Opportunities abound in Georgia-South Africa trade

It’s been 22 years since Nelson Mandela walked out of prison, the first steps towards South Africa becoming a free country. And now, two decades later, South Africa is poised for a strong economic future that can be made even stronger with investment from the United States and states like Georgia.


  • According to the International Monetary Fund GDP projections, Sub-Saharan Africa economies will grow by 5.6 percent in 2013, which compares very favorably to the projected 3.3 percent for advanced economies.
  • South Africa has a well-diversified economy with a world-class financial system and infrastructure which makes it a strategic place to connect the world to Africa's burgeoning middle class and educated work force of 300 million people.
  • While global average tourism growth in 2012 was only 4 percent, South Africa experienced 10.5 percent growth. One out of every two heads of American investment firms recognized Africa as the most important investment destination, according to a recent survey.

Georgia ranked 8th among all states in exports to South Africa in 2012. Georgia companies sent nearly $244 million worth of goods to South Africa last year, an increase of 46 percent over 2011. While trade in 2012 represents about three percent of the total $7.5 billion in U.S. exports last year to South Africa, it is a significant amount of trade with strong growth potential.

At the same time, Georgia imported $570 million worth of goods from South Africa, a 64 percent increase over 2011.

Another “product” that Georgia exports to South Africa and to the African continent is books through Books For Africa (BFA), a non-profit with offices and warehouses in Smyrna, and St. Paul, Minn. In the five short years BFA has been in Georgia, it has helped ship millions of books to African children and students. Since its founding in 1988, BFA has sent 29 million educational and law books to 49 countries. It has shipped 900,000 of those books to South Africa.

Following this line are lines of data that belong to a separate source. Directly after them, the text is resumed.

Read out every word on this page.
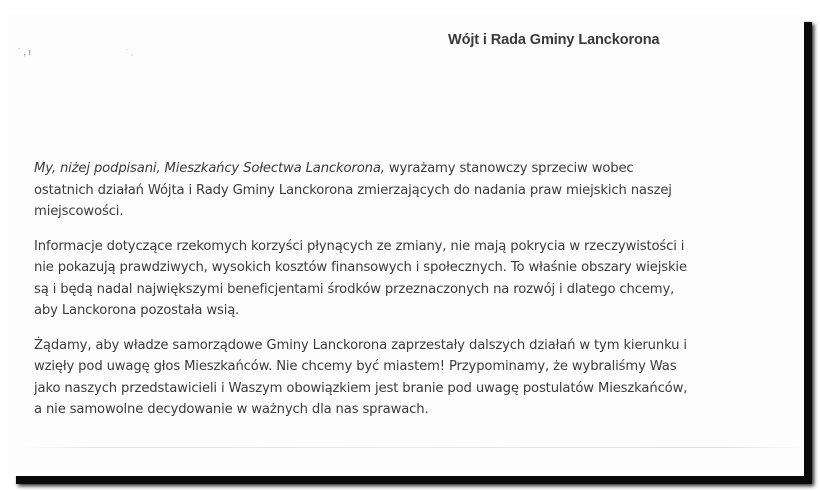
˙ , ı	˙ ,
Wójt i Rada Gminy Lanckorona
My, niżej podpisani, Mieszkańcy Sołectwa Lanckorona, wyrażamy stanowczy sprzeciw wobec
ostatnich działań Wójta i Rady Gminy Lanckorona zmierzających do nadania praw miejskich naszej
miejscowości.
Informacje dotyczące rzekomych korzyści płynących ze zmiany, nie mają pokrycia w rzeczywistości i
nie pokazują prawdziwych, wysokich kosztów finansowych i społecznych. To właśnie obszary wiejskie
są i będą nadal największymi beneficjentami środków przeznaczonych na rozwój i dlatego chcemy,
aby Lanckorona pozostała wsią.
Żądamy, aby władze samorządowe Gminy Lanckorona zaprzestały dalszych działań w tym kierunku i
wzięły pod uwagę głos Mieszkańców. Nie chcemy być miastem! Przypominamy, że wybraliśmy Was
jako naszych przedstawicieli i Waszym obowiązkiem jest branie pod uwagę postulatów Mieszkańców,
a nie samowolne decydowanie w ważnych dla nas sprawach.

Books for children in need are a stimulus to the education system, which leads, hopefully, to an educated work force and development of democratic states and the rule of law, which in turn fosters economic growth.

While the United States faces strong competition from Brazil, Russia, India and China, South Africa welcomes U.S. investment and is working closely with the U.S. government and its Doing Business in Africa initiative, launched last fall.

Investment in South Africa will help pick up the U.S. economy. At the same time, large South African corporations have billions of dollars in investment in the U.S. and thus contribute to economic growth and jobs.

South Africa has the second-best banking system in the world, a world-class stock exchange and a globally integrated legal system. It’s the gateway to the rest of Africa and, in many cases, the economic engine that drives the African economy. We need a new generation of American and Georgian business leaders who will embrace it in the 21st Century.